What does the “time after” look like for MDIBL? How will it affect our programs?
We have started to think and talk about it. These are interesting times. Every crisis is a challenge and a chance to think about our structures and daily routine. A good example is our residential summer program — it is obvious that we need to be able to teach online. Colleges and universities around the country and worldwide are transitioning to online programs. On MDI, JAX and the College of the Atlantic are preparing for online courses. What will our courses look like? How can we make them special and representative of MDIBL? In discussion yesterday our Education team, I mentioned that it would be great to develop MDIBL signature seminars. We can learn from others and then develop our own style.

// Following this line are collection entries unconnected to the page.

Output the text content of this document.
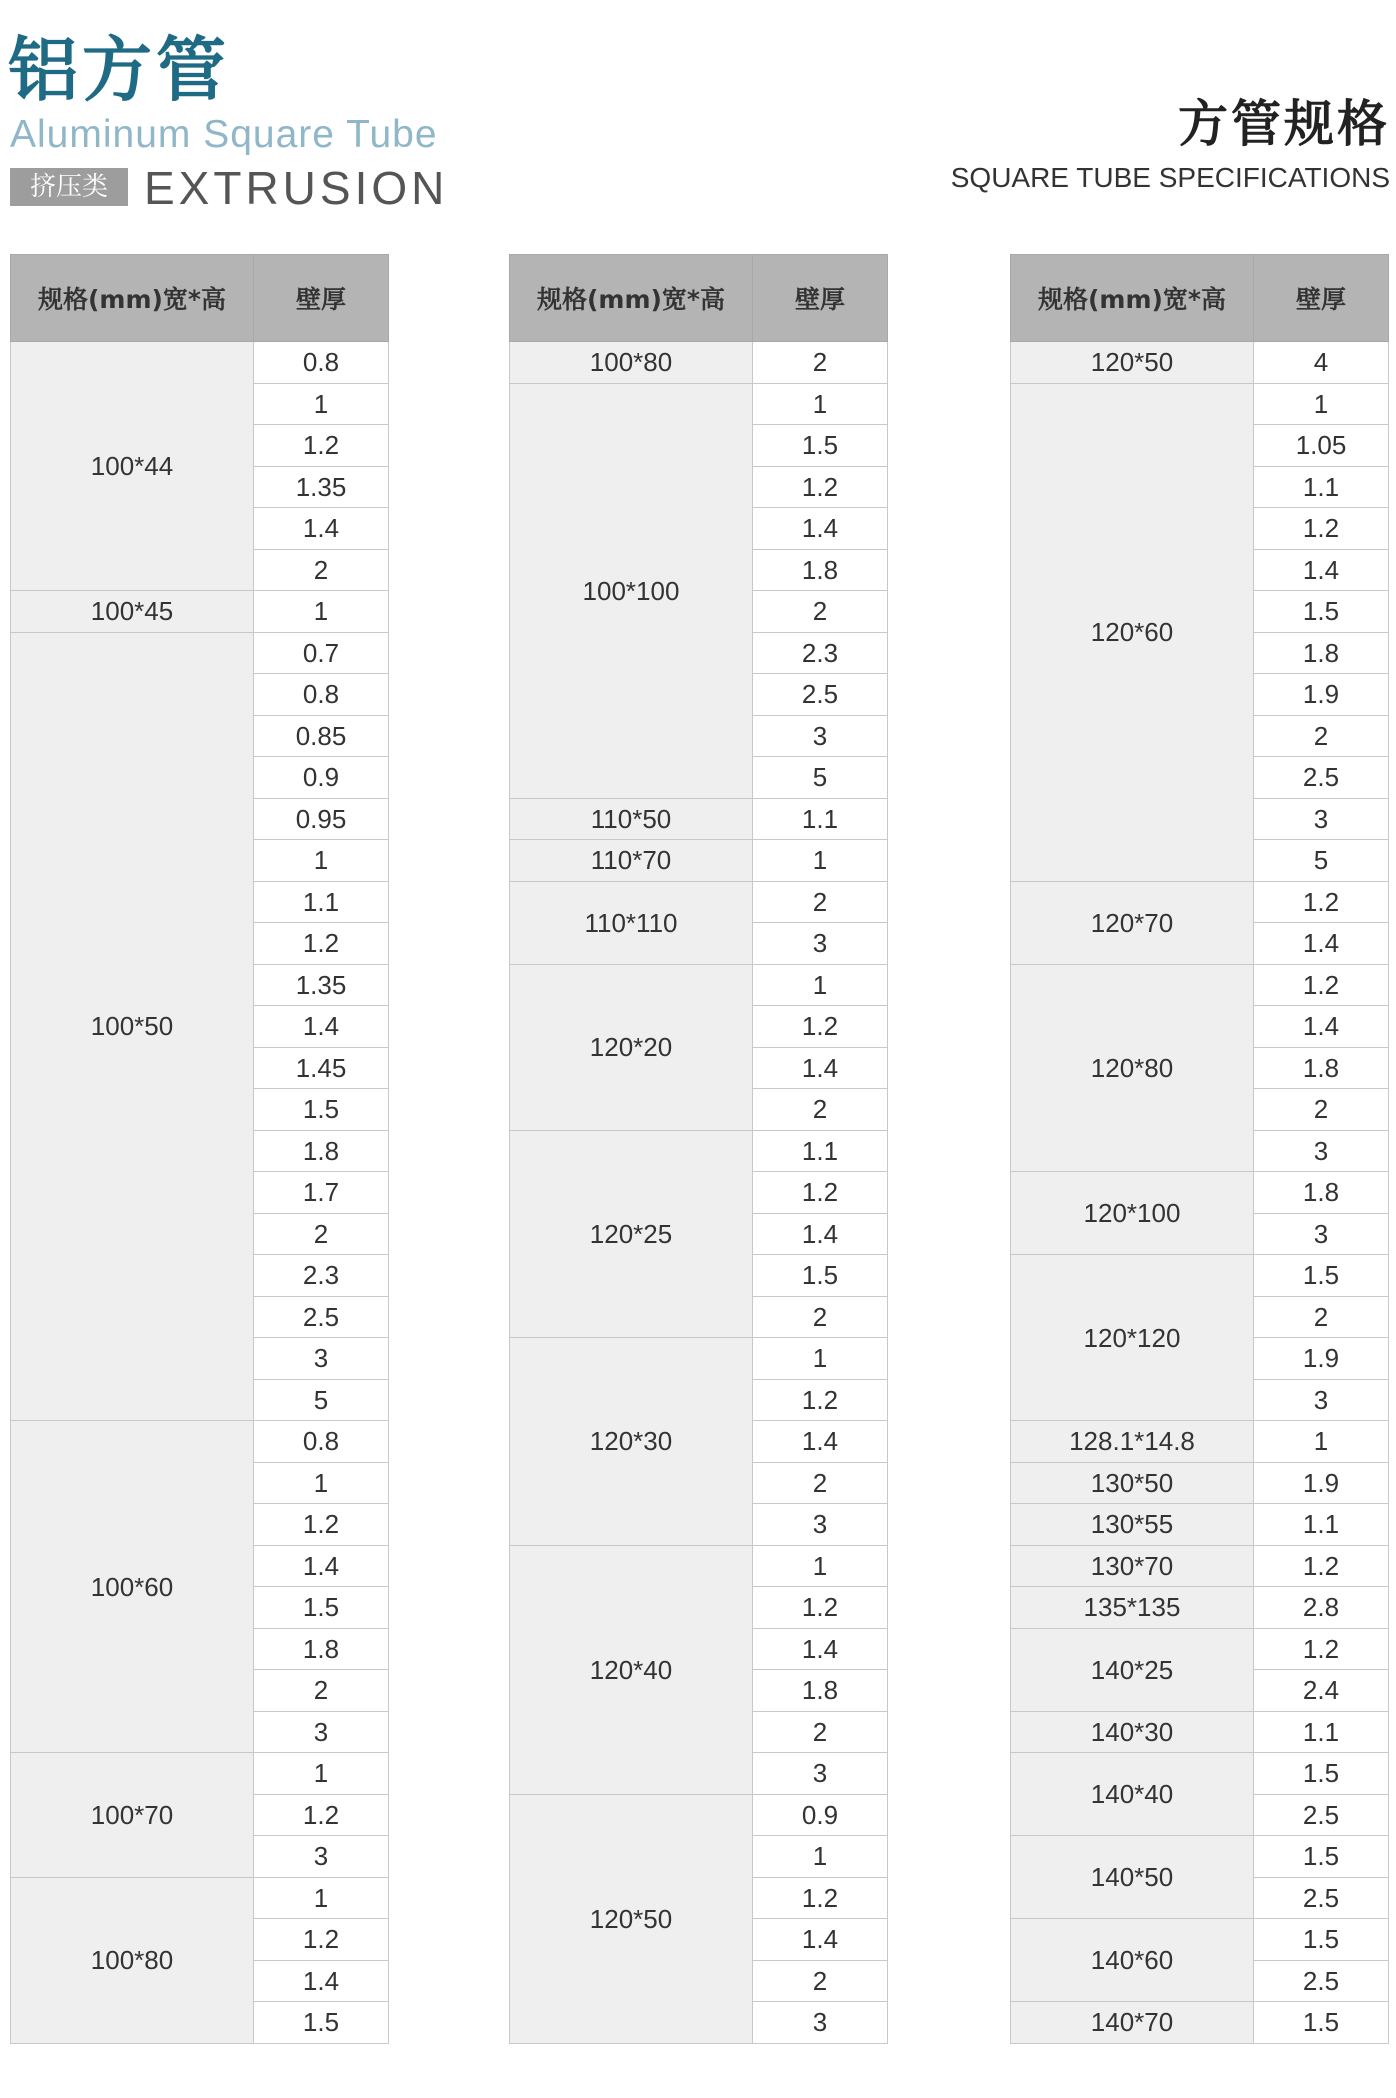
铝方管
Aluminum Square Tube
挤压类 EXTRUSION
方管规格
SQUARE TUBE SPECIFICATIONS
规格(mm)宽*高	壁厚
100*44	0.8
	1
	1.2
	1.35
	1.4
	2
100*45	1
100*50	0.7
	0.8
	0.85
	0.9
	0.95
	1
	1.1
	1.2
	1.35
	1.4
	1.45
	1.5
	1.8
	1.7
	2
	2.3
	2.5
	3
	5
100*60	0.8
	1
	1.2
	1.4
	1.5
	1.8
	2
	3
100*70	1
	1.2
	3
100*80	1
	1.2
	1.4
	1.5
规格(mm)宽*高	壁厚
100*80	2
100*100	1
	1.5
	1.2
	1.4
	1.8
	2
	2.3
	2.5
	3
	5
110*50	1.1
110*70	1
110*110	2
	3
120*20	1
	1.2
	1.4
	2
120*25	1.1
	1.2
	1.4
	1.5
	2
120*30	1
	1.2
	1.4
	2
	3
120*40	1
	1.2
	1.4
	1.8
	2
	3
120*50	0.9
	1
	1.2
	1.4
	2
	3
规格(mm)宽*高	壁厚
120*50	4
120*60	1
	1.05
	1.1
	1.2
	1.4
	1.5
	1.8
	1.9
	2
	2.5
	3
	5
120*70	1.2
	1.4
120*80	1.2
	1.4
	1.8
	2
	3
120*100	1.8
	3
120*120	1.5
	2
	1.9
	3
128.1*14.8	1
130*50	1.9
130*55	1.1
130*70	1.2
135*135	2.8
140*25	1.2
	2.4
140*30	1.1
140*40	1.5
	2.5
140*50	1.5
	2.5
140*60	1.5
	2.5
140*70	1.5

Perhaps I will teach our three summer students in the Haller lab online by discussing one exceptional manuscript during the week. On Sunday, I can send them the reading list to understand the problem, on Monday we discuss the introduction and try to understand the purpose of the study. Then they will read more and perhaps will have a second seminar with me during early evening. On Tuesday, we discuss the methods used. And so it goes — more reading leads to more questions and more discussion. On Wednesday, we discuss the results, talk about the findings, and make sure everybody understands the necessity of control experiments. We may even be able to discuss what “falsification” means in science. On Thursday, we may discuss critically the relevance of our finding for future science and on Friday we may discuss the translational aspects of the science. This sounds like fun and good education to me – we will make it work.
A time of crisis brings challenges but also opportunities. It certainly is a lot of work.